At this point, obviously fed up, Solomon gives us a verse that is perhaps most applicable to college students: “So I hated life, because the work that is done under the sun was grievous to me. All of it is meaningless, a chasing after the wind” (v.17). Even after all the prosperity that resulted from his work, Solomon still found only pain because there was no meaning in it all. The work was strenuous, the days long, and the effort arduous, yet what did he have to show for it all? This is something we can ask ourselves on a daily basis, because this is where we truly see a shed of light! Solomon hated life because he did it all for his own glory, but there is in fact another—a better—way to live. All work done “under the sun” is grievous, yet work done “in the Son” is spectacular and comforting. At last light has arisen amidst the darkness.

But back into darkness we plunge (v.18-19).

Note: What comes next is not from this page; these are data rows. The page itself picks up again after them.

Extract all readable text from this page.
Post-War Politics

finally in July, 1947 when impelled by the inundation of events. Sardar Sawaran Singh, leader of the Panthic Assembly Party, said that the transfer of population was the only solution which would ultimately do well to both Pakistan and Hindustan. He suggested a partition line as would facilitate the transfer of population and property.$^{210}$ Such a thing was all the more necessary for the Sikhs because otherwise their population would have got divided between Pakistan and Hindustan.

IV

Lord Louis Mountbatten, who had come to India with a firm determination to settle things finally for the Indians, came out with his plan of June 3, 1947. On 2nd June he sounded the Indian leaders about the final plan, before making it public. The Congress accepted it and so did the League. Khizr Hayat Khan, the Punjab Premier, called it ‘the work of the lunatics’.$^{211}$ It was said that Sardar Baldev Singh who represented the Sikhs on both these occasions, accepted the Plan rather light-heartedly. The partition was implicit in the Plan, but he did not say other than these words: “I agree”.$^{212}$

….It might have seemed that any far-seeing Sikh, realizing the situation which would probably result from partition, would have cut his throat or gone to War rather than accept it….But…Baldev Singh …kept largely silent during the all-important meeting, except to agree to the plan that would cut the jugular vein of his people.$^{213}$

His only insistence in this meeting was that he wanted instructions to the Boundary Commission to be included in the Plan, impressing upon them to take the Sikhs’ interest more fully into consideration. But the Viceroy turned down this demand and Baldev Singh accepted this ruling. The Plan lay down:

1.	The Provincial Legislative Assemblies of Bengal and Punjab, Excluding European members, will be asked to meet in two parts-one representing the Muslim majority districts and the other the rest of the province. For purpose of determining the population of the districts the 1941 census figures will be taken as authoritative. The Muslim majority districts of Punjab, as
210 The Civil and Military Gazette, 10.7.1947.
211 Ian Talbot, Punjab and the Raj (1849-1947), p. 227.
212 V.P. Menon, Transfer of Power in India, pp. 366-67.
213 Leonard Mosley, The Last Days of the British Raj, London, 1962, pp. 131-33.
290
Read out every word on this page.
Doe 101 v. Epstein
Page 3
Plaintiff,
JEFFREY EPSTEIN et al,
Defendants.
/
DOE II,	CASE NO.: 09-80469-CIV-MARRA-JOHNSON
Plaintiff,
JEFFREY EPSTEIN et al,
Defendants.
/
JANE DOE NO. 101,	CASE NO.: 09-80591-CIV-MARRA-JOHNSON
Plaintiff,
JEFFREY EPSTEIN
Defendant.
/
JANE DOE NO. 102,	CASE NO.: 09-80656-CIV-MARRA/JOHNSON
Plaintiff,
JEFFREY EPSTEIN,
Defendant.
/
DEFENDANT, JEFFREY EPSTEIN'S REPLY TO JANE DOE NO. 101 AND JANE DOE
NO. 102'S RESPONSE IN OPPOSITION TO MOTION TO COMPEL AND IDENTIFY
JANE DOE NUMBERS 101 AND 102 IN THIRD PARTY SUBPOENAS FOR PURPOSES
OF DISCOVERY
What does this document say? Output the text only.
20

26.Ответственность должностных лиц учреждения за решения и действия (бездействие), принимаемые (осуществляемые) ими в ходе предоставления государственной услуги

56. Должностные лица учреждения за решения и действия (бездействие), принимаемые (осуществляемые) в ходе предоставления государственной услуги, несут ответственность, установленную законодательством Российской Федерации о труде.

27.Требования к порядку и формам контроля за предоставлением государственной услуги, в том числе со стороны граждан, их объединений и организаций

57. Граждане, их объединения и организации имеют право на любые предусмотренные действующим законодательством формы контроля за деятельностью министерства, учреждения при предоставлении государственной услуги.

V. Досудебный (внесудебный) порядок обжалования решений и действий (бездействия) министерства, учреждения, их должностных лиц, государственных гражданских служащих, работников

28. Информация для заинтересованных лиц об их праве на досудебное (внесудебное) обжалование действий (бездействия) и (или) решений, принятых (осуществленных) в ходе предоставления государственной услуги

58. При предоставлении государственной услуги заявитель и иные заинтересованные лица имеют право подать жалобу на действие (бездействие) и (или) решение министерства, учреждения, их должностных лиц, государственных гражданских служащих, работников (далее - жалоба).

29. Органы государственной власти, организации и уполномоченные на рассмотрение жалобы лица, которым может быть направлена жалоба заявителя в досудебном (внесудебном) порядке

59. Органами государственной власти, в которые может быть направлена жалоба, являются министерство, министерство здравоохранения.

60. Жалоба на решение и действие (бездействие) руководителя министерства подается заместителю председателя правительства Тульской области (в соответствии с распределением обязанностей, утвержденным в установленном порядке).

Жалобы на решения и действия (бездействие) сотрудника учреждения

Solomon begins to speak of jealousy and resentment that arises through toil, how once we die our work will either be (1) forgotten or (2) placed in the hands of another, someone with the power to do with it what they want (yes, they could perfect your work, but likewise they could ruin it or even distort it from what it is meant to be). Think of Steve Jobs leaving Apple or, heck, Jesus leaving the world! It’s so easy for one’s work to be distorted, their way twisted, their message convoluted…so here we see Solomon coming to the realization that perhaps it is better to have never done these works at all! They too are meaningless. You put so much work into your toil, yet somebody will inherit that work without giving even half the effort. Solomon begins to truly hate all of his work, for it has put him in such a fragile position.

NOW LET’S BE HONEST…we’ve all fallen prey to this way of thought, and Solomon really begins to drive it home in verses 20 and 21, when he grasps onto the ease of which one can get lost in their own works, glorifying themselves through what they have done and in doing so getting lost into the hevel, all until it is too late and they are blind to the truth. In the end, even self-glorification through toil is meaningless, vanity.

So, having concluded this, Solomon mirrors his previous question from 1:3 by pondering what we truly gain for all this toil. On earth, we have already stated that this work and labor will be forgotten and we likewise know that in heaven, earthly works mean nothing since it is grace that saves us, not works (Eph 2:8-9). Here we see that in both earthly and heavenly realms, toilsome work is futile, so what is the purpose of it all if for nothing but temporary gain? This is why we will see that *spoiler alert* it is through remembering our Creator that we find meaning, for suddenly or works—which are to glorify Him—have eternal ramifications! For those “of the world,” works are merely tiresome, stress-inducing traps, but for those who are “in the world but not of it” (John 17:16), we can do “all for the glory of God” (1 Cor 10:31) and thus find meaning in life.

But as I said, that was a spoiler; Solomon hasn’t gotten to that point yet. Instead, Solomon points out that, despite its meaninglessness, there is nothing wrong with enjoying the things of the world (v.24-25); God provided them, did He not? The thing is, in order to truly enjoy these things, we must first recognize them as gifts from God, “strawberries” to enjoy during our time here on earth. We live in a world cursed with meaninglessness, yet our sovereign God gave us things to love and enjoy in this world as long as we find our ultimate meaning in Him, the Creator, and not them, the creation.

Home stretch. In the final verse, Solomon ends the chapter with his main point: everything works out for those who glorify God. As we already established, it’s true that God doesn’t work via karma, but it is also true that those who love Him and try to keep His commands will be happier in this life, purely because of the happiness that comes in sharing His Word and the comfort that comes in finding your security through Him. In the end, there’s nothing to lose in serving God other than the meaninglessness of a life without Him.